Herb Vederman of Philadelphia wasn't part of the group of Camden Catholic guys, but he's known Tedeschi for more than 40 years.

"I met him when my son was sick. I still think of him as my doctor. I recently had back surgery and I remember John floating around me in the hospital," said Vederman, a former deputy mayor in Philadelphia and later a policy adviser to Gov. Edward Rendell.

Vederman and his family were living in Cherry Hill when the pair met.

"Back then, when you brought a newborn home, the pediatrician would come to your house or apartment for a visit. Tedeschi came to us. My son had a bad first year and we saw him a lot.

"We once ran the baby to the hospital in the middle of the night. There was John in a three-piece suit and there was my son, throwing up all over him.

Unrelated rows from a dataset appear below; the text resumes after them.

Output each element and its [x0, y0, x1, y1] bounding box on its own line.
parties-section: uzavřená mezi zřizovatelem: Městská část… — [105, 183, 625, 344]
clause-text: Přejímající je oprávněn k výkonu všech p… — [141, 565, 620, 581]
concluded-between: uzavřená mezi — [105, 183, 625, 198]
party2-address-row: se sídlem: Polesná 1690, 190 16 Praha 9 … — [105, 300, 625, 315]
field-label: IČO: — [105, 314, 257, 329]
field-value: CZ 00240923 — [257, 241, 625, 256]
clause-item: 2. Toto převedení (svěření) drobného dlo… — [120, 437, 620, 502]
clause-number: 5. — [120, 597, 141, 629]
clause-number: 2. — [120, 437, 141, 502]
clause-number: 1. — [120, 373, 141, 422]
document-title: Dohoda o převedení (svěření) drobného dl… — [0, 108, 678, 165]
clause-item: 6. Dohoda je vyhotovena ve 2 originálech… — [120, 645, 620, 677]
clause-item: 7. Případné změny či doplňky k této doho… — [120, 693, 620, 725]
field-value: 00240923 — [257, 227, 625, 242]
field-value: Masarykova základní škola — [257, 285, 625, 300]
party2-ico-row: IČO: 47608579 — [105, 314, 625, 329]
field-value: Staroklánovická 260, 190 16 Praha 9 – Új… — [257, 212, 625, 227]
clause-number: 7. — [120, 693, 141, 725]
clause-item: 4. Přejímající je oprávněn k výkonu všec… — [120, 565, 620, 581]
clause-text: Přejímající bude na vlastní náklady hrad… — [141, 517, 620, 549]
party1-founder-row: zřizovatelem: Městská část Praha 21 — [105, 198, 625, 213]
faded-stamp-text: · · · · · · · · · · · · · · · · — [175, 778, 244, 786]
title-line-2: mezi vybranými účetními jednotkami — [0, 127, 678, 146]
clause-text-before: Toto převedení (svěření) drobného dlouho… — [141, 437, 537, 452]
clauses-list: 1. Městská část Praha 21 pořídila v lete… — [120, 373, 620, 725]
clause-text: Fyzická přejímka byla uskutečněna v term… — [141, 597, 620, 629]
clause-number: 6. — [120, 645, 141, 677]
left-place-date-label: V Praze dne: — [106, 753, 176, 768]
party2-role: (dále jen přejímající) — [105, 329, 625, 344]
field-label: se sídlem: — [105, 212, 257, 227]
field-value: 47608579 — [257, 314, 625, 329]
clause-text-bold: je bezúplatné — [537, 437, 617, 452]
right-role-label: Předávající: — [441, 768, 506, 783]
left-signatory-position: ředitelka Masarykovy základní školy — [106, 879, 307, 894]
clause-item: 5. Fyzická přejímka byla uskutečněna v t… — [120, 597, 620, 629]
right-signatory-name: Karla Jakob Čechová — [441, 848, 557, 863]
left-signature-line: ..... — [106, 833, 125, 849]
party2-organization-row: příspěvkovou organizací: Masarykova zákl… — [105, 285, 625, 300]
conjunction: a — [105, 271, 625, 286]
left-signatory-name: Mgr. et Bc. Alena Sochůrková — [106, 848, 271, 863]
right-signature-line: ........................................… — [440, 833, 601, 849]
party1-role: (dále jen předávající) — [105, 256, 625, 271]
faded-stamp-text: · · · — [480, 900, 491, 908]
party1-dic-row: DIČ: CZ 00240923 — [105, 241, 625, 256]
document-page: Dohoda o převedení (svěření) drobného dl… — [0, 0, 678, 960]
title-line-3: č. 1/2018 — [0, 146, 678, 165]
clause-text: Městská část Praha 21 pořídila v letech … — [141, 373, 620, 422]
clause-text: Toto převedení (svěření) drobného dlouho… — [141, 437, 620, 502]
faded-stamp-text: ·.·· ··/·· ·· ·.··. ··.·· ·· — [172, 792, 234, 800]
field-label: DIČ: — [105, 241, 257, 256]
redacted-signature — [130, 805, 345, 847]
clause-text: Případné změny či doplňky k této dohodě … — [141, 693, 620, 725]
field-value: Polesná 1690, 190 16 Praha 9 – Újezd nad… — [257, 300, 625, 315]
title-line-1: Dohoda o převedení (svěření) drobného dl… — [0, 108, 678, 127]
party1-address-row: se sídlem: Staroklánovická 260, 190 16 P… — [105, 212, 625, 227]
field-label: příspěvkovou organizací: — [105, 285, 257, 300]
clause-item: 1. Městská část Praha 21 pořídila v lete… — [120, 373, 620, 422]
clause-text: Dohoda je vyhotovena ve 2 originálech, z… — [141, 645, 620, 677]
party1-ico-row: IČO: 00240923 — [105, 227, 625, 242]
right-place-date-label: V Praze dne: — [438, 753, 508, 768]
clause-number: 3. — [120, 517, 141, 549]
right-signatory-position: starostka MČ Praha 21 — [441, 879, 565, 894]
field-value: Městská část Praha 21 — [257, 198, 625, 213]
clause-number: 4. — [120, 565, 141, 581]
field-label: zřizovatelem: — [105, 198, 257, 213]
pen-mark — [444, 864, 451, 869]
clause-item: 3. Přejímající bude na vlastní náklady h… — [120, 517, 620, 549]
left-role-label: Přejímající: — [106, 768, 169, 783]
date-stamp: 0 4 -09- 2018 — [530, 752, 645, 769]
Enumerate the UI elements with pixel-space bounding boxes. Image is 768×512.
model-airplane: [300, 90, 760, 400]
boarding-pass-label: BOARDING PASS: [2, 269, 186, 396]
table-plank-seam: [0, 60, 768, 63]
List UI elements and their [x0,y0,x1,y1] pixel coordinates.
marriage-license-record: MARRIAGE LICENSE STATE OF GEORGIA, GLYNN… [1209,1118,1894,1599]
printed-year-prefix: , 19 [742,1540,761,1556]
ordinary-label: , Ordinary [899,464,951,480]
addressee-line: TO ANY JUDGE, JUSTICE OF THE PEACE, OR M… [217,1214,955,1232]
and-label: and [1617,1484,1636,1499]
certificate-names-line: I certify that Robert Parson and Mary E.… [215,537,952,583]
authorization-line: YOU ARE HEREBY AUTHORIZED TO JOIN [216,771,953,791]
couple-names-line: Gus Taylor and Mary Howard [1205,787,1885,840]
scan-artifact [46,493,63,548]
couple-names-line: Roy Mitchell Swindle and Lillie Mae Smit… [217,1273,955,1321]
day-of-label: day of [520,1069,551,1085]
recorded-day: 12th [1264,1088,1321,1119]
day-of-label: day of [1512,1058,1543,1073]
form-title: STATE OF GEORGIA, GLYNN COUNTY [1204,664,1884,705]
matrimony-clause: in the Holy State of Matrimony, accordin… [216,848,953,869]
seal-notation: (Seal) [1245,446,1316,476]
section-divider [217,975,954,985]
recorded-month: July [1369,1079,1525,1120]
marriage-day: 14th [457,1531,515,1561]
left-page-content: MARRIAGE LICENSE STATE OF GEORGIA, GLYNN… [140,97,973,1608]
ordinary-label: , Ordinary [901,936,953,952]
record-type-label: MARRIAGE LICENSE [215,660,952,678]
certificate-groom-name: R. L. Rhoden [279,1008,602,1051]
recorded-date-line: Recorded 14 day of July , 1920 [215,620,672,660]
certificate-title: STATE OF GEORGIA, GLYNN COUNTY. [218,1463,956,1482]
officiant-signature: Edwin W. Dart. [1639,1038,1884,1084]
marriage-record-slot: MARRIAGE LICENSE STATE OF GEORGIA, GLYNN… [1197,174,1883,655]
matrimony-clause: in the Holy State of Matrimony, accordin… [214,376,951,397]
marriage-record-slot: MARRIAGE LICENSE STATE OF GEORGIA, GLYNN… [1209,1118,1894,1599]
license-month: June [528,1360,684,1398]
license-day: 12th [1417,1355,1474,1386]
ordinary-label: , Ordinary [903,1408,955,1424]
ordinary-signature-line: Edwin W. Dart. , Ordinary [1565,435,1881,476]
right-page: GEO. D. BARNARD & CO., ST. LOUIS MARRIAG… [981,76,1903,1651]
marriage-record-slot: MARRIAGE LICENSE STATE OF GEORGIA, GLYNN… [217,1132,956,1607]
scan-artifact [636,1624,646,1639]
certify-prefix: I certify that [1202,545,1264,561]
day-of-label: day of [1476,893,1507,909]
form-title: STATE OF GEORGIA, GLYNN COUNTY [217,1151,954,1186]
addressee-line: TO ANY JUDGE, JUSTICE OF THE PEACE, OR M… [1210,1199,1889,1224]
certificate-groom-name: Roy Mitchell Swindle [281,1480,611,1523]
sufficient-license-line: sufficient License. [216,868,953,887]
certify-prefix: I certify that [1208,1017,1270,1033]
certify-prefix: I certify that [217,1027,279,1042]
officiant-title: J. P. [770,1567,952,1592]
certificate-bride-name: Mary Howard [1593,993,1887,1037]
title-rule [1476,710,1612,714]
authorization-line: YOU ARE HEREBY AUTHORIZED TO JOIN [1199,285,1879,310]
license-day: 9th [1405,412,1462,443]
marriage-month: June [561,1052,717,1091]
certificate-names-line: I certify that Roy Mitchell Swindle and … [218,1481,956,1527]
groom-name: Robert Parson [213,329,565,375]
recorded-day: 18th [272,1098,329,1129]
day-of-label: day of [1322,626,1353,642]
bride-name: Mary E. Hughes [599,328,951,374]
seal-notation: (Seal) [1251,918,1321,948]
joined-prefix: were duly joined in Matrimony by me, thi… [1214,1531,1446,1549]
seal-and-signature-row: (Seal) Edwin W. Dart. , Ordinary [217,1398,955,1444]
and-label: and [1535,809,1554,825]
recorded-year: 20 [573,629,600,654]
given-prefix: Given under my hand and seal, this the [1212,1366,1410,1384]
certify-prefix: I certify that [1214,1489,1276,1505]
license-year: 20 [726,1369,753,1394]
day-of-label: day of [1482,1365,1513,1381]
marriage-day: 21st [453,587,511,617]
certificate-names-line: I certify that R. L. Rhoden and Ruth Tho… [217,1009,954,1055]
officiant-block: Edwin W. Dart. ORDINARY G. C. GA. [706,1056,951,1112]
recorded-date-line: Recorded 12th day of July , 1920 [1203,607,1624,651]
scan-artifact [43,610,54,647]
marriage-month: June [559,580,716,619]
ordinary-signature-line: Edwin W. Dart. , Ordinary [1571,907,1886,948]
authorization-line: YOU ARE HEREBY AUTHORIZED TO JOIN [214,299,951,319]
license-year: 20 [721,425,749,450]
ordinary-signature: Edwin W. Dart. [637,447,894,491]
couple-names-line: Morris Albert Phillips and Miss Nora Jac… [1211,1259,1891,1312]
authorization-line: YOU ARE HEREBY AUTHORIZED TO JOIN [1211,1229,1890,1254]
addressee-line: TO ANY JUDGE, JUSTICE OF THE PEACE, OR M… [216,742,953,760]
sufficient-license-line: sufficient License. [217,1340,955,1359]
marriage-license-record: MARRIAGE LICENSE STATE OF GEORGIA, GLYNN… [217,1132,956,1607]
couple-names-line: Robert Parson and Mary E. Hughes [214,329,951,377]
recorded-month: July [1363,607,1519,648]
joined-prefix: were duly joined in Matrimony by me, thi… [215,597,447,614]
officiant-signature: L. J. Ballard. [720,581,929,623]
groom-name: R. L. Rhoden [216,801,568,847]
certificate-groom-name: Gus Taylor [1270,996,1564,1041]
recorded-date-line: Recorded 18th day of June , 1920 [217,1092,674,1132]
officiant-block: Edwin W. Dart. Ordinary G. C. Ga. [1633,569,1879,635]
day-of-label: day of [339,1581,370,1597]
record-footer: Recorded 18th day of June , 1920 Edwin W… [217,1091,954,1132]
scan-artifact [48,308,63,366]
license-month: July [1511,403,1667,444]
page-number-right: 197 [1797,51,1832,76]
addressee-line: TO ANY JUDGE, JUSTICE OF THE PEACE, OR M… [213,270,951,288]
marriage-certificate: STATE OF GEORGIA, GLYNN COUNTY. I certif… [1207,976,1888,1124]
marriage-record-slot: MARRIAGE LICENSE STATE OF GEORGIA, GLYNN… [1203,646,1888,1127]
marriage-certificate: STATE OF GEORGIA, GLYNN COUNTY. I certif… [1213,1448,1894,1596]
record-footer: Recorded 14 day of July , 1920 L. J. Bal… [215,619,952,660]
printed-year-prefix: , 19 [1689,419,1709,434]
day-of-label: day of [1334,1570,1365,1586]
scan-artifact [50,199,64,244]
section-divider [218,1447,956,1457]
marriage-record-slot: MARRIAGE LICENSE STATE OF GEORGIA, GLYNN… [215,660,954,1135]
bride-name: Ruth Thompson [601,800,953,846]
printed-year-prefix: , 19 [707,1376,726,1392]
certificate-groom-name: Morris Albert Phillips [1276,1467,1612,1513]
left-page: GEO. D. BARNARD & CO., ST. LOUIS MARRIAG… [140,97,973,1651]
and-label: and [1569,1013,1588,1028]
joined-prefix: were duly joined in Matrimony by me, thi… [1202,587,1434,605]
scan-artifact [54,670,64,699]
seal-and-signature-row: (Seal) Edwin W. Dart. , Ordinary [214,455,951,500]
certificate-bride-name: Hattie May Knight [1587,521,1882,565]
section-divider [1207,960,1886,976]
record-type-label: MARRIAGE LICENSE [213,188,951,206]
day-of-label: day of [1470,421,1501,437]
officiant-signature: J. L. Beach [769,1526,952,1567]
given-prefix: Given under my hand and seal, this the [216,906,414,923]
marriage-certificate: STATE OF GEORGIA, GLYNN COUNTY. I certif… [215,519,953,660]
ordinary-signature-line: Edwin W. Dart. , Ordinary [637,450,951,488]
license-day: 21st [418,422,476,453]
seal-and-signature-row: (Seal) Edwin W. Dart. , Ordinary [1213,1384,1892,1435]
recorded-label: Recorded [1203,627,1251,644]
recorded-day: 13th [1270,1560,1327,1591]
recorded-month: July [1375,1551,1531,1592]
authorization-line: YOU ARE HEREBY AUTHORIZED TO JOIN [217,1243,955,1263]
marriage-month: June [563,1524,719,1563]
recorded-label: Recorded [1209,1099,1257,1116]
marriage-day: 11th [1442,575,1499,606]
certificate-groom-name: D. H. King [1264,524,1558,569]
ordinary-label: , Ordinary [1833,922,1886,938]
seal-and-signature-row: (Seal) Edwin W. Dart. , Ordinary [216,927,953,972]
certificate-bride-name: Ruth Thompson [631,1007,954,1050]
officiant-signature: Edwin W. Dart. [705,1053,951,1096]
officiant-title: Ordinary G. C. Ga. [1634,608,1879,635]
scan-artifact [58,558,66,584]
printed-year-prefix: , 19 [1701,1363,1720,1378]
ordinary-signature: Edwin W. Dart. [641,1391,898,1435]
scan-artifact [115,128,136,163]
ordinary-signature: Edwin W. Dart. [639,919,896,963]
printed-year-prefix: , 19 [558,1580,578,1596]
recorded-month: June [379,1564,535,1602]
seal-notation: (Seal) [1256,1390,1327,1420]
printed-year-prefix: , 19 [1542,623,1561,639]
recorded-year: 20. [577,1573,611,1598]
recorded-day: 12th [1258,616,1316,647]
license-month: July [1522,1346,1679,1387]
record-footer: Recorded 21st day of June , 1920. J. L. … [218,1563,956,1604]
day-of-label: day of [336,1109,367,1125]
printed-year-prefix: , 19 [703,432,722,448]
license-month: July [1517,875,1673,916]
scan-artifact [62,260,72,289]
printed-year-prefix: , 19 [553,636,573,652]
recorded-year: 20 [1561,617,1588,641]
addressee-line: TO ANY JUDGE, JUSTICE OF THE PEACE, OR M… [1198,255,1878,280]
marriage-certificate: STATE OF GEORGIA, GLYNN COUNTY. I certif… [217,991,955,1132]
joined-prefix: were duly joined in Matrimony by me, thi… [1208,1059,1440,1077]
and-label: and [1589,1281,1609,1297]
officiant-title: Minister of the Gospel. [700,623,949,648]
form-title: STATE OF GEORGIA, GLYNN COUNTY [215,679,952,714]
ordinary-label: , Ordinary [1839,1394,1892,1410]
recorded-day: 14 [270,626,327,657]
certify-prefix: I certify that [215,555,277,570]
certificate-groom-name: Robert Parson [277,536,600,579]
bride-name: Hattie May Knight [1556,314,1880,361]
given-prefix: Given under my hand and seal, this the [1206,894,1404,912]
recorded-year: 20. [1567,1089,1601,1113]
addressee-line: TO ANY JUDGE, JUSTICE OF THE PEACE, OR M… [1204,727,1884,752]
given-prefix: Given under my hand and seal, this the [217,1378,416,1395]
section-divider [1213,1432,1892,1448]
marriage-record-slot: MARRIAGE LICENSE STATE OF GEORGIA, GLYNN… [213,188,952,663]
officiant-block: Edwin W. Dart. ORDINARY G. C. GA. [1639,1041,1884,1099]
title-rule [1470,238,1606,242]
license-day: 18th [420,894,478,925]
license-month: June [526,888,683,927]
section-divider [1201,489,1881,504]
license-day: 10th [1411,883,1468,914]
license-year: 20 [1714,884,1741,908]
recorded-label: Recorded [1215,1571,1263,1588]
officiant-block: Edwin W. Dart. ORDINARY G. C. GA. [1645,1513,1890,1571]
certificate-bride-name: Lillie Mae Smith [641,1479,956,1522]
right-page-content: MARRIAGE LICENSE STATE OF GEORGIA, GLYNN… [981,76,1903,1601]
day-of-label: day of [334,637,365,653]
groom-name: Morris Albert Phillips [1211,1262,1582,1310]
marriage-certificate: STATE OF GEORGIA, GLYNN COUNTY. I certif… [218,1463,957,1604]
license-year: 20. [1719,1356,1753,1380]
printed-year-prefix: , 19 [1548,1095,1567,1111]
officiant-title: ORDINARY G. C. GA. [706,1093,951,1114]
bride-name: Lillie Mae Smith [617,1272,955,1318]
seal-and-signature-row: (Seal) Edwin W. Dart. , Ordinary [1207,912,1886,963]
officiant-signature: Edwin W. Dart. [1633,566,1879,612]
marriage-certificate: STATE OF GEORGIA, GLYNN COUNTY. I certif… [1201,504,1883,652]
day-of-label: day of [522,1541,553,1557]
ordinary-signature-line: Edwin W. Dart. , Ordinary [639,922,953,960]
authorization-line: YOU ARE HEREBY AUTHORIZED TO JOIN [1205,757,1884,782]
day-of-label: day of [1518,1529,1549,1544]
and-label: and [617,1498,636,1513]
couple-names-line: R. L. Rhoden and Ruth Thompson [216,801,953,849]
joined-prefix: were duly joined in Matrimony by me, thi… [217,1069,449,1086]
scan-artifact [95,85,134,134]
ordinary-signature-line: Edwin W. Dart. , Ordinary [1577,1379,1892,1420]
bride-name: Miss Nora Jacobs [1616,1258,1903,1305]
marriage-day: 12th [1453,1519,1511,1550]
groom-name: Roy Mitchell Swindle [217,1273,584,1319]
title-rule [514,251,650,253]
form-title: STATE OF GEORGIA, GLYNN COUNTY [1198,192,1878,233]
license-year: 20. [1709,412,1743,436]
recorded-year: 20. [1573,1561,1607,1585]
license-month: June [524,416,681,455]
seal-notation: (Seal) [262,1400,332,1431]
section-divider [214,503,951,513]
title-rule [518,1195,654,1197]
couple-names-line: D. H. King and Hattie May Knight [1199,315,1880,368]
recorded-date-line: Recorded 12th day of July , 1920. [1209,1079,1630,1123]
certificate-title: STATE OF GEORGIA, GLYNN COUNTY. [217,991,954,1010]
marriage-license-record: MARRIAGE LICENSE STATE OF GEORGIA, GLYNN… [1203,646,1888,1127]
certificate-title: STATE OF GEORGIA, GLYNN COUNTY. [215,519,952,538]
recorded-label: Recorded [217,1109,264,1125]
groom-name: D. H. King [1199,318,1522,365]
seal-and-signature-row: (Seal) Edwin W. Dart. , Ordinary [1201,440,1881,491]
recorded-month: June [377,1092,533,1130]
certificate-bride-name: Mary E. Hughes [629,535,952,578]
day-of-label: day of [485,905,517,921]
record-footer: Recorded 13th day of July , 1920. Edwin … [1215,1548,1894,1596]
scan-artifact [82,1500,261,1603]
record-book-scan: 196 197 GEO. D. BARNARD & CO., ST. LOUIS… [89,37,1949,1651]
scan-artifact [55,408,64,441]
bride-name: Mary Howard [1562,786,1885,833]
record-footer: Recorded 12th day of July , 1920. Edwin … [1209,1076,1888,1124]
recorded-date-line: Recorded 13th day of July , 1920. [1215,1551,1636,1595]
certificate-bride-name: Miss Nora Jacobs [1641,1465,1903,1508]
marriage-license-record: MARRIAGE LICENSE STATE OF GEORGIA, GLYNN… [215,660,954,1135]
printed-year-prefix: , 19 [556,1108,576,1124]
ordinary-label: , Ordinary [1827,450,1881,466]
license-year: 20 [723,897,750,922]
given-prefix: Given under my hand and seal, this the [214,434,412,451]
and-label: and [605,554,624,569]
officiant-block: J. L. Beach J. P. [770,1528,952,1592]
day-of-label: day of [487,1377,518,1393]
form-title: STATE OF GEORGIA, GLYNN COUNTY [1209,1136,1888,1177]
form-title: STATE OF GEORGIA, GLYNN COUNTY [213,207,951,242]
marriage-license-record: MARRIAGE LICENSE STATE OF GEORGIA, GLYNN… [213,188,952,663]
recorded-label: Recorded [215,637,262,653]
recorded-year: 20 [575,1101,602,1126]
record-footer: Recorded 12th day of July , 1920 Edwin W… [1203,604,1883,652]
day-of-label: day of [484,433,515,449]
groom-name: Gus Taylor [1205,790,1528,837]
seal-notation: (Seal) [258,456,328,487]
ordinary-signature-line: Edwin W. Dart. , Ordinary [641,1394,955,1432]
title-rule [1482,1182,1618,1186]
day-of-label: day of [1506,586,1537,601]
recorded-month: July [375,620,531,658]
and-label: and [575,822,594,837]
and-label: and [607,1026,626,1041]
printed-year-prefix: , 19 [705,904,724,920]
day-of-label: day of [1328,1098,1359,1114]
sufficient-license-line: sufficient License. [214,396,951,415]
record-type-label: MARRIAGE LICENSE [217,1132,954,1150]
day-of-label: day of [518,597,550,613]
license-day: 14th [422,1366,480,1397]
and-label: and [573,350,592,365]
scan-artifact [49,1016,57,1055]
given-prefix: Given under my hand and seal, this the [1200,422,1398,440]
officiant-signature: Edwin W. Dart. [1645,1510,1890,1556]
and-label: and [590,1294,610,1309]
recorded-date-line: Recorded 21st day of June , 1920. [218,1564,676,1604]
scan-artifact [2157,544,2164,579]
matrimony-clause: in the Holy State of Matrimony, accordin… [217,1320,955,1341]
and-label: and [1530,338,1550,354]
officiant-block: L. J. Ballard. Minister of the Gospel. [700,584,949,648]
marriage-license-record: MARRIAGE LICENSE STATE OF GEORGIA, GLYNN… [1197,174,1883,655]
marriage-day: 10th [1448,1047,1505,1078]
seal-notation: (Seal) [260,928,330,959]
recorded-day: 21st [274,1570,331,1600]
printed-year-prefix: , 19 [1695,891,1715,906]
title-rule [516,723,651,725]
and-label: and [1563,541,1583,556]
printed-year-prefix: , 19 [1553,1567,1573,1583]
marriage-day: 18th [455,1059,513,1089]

The next time I looked, John was holding our baby, walking him up and down the hallway, patting him on the back," remembers Vederman.

Vederman and Tedeschi have homes near each other in both Longport and Palm Beach, Fla., "but he hardly ever gets there. He's always working. He still calls his (answering) service every hour. I laugh about it. My life has changed so much over the last 20, 30, 40 years, but John is still checking his service every hour, leaving dinners because a child is sick.

"He's the gentlest man you'll ever meet and the way he cares about people just shines through. If you call him, if you need him, he'll be there.

"He practices from the heart," said Vederman.